Wednesday, May 30, 2012

Canadian National Railway (NYSE: CNI)

Canadian National Railway (NYSE: CNI)

Christian Tharp, CMT

Canadian National Railway Company (CNR) is engaged in the rail and related transportation business. The company manages its rail operations in Canada and the United States. The company's network of approximately 20,000 route miles spans Canada and mid-America, connecting three coasts: the Atlantic, the Pacific and the Gulf of Mexico. CNR's network, and its co-production agreements, routing protocols, marketing alliances and interline agreements, provide CNR customer's access to all three North American Free Trade Agreement nations. In August 2011, the Company sold IC RailMarine Terminal Company to Raven Energy, LLC. In March 2011, Metrolinx acquired CNR's Kingston Subdivision rail line. Effective December 31, 2011, the company complete the merger of three of its the United States operating subsidiaries, which include Duluth, Missabe and Iron Range Railway Company, Duluth, Winnipeg and Pacific Railway Company, and Wisconsin Central Ltd.

To review Canadian National's stock, please take a look at the 1-year chart of CNI (Canadian National Railway Company) below with my added notations:

CNI has created a couple of important price levels to watch. First, CNI has formed a clear $80 (navy) level that spans the entire duration of this chart. That $80 level was the stock's 52-week high resistance before CNI broke above it. In addition, the stock has a previous, lower level of support (green) at $75. The stock currently appears to be pulling back to the breakout level of $80.
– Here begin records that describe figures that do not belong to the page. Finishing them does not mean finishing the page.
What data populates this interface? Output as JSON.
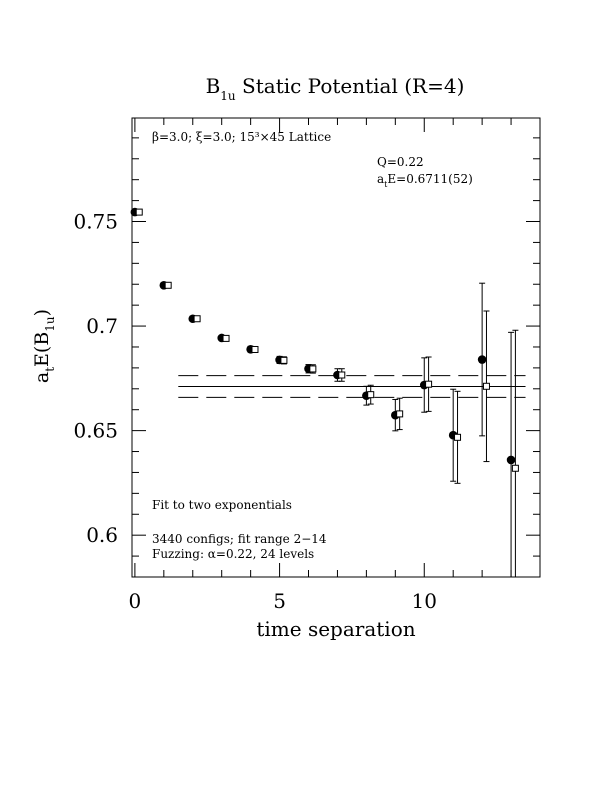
{
  "chart_data": {
    "type": "scatter",
    "title": "B",
    "title_sub": "1u",
    "title_rest": " Static Potential (R=4)",
    "xlabel": "time separation",
    "ylabel_main": "a",
    "ylabel_sub1": "t",
    "ylabel_mid": "E(B",
    "ylabel_sub2": "1u",
    "ylabel_end": ")",
    "xlim": [
      -0.1,
      14.0
    ],
    "ylim": [
      0.58,
      0.7995
    ],
    "xticks": [
      {
        "value": 0,
        "label": "0"
      },
      {
        "value": 5,
        "label": "5"
      },
      {
        "value": 10,
        "label": "10"
      }
    ],
    "yticks": [
      {
        "value": 0.6,
        "label": "0.6"
      },
      {
        "value": 0.65,
        "label": "0.65"
      },
      {
        "value": 0.7,
        "label": "0.7"
      },
      {
        "value": 0.75,
        "label": "0.75"
      }
    ],
    "annotations": {
      "lattice_text": "β=3.0; ξ=3.0; 15³×45 Lattice",
      "q_text": "Q=0.22",
      "ate_prefix": "a",
      "ate_sub": "t",
      "ate_rest": "E=0.6711(52)",
      "fit_text": "Fit to two exponentials",
      "configs_text": "3440 configs; fit range 2−14",
      "fuzzing_text": "Fuzzing: α=0.22, 24 levels"
    },
    "fit": {
      "value": 0.6711,
      "error": 0.0052,
      "x_start": 1.5,
      "x_end": 13.5
    },
    "series": [
      {
        "marker": "filled-circle",
        "points": [
          {
            "x": 0,
            "y": 0.7545,
            "err": 0.0008
          },
          {
            "x": 1,
            "y": 0.7195,
            "err": 0.0008
          },
          {
            "x": 2,
            "y": 0.7035,
            "err": 0.001
          },
          {
            "x": 3,
            "y": 0.6943,
            "err": 0.0012
          },
          {
            "x": 4,
            "y": 0.6889,
            "err": 0.0014
          },
          {
            "x": 5,
            "y": 0.6838,
            "err": 0.0017
          },
          {
            "x": 6,
            "y": 0.6796,
            "err": 0.002
          },
          {
            "x": 7,
            "y": 0.6766,
            "err": 0.003
          },
          {
            "x": 8,
            "y": 0.6667,
            "err": 0.0045
          },
          {
            "x": 9,
            "y": 0.6574,
            "err": 0.0075
          },
          {
            "x": 10,
            "y": 0.6718,
            "err": 0.013
          },
          {
            "x": 11,
            "y": 0.6478,
            "err": 0.022
          },
          {
            "x": 12,
            "y": 0.684,
            "err": 0.0365
          },
          {
            "x": 13,
            "y": 0.636,
            "err": 0.061
          }
        ]
      },
      {
        "marker": "open-square",
        "points": [
          {
            "x": 0.15,
            "y": 0.7545,
            "err": 0.0008
          },
          {
            "x": 1.15,
            "y": 0.7195,
            "err": 0.0008
          },
          {
            "x": 2.15,
            "y": 0.7035,
            "err": 0.001
          },
          {
            "x": 3.15,
            "y": 0.6941,
            "err": 0.0012
          },
          {
            "x": 4.15,
            "y": 0.6888,
            "err": 0.0014
          },
          {
            "x": 5.15,
            "y": 0.6836,
            "err": 0.0017
          },
          {
            "x": 6.15,
            "y": 0.6795,
            "err": 0.002
          },
          {
            "x": 7.15,
            "y": 0.6766,
            "err": 0.003
          },
          {
            "x": 8.15,
            "y": 0.6672,
            "err": 0.0045
          },
          {
            "x": 9.15,
            "y": 0.658,
            "err": 0.0075
          },
          {
            "x": 10.15,
            "y": 0.6722,
            "err": 0.013
          },
          {
            "x": 11.15,
            "y": 0.6468,
            "err": 0.022
          },
          {
            "x": 12.15,
            "y": 0.6712,
            "err": 0.036
          },
          {
            "x": 13.15,
            "y": 0.632,
            "err": 0.066
          }
        ]
      }
    ],
    "grid": false,
    "legend": "none"
  }
}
The Tale of the Tape: CNI has a key level to watch at $80. A long trade could be made on a pullback to that support with a stop placed under it. A break below $80 would be an opportunity to enter a short trade in expectation of a fall back down to $75 where another long position could be entered.

Before making any trading decision, decide which side of the trade you believe gives you the highest probability of success. Do you prefer the short side of the market, long side, or do you want to be in the market at all? If you haven't thought about it, review the overall indices themselves. For example, take a look at the S&P 500. Is it trending higher or lower? Has it recently broken through a key resistance or support level? Making these decisions ahead of time will help you decide which side of the trade you believe gives you the best opportunities.

No matter what your strategy or when you decide to enter, always remember to use protective stops and you'll be around for the next trade. Capital preservation is always key!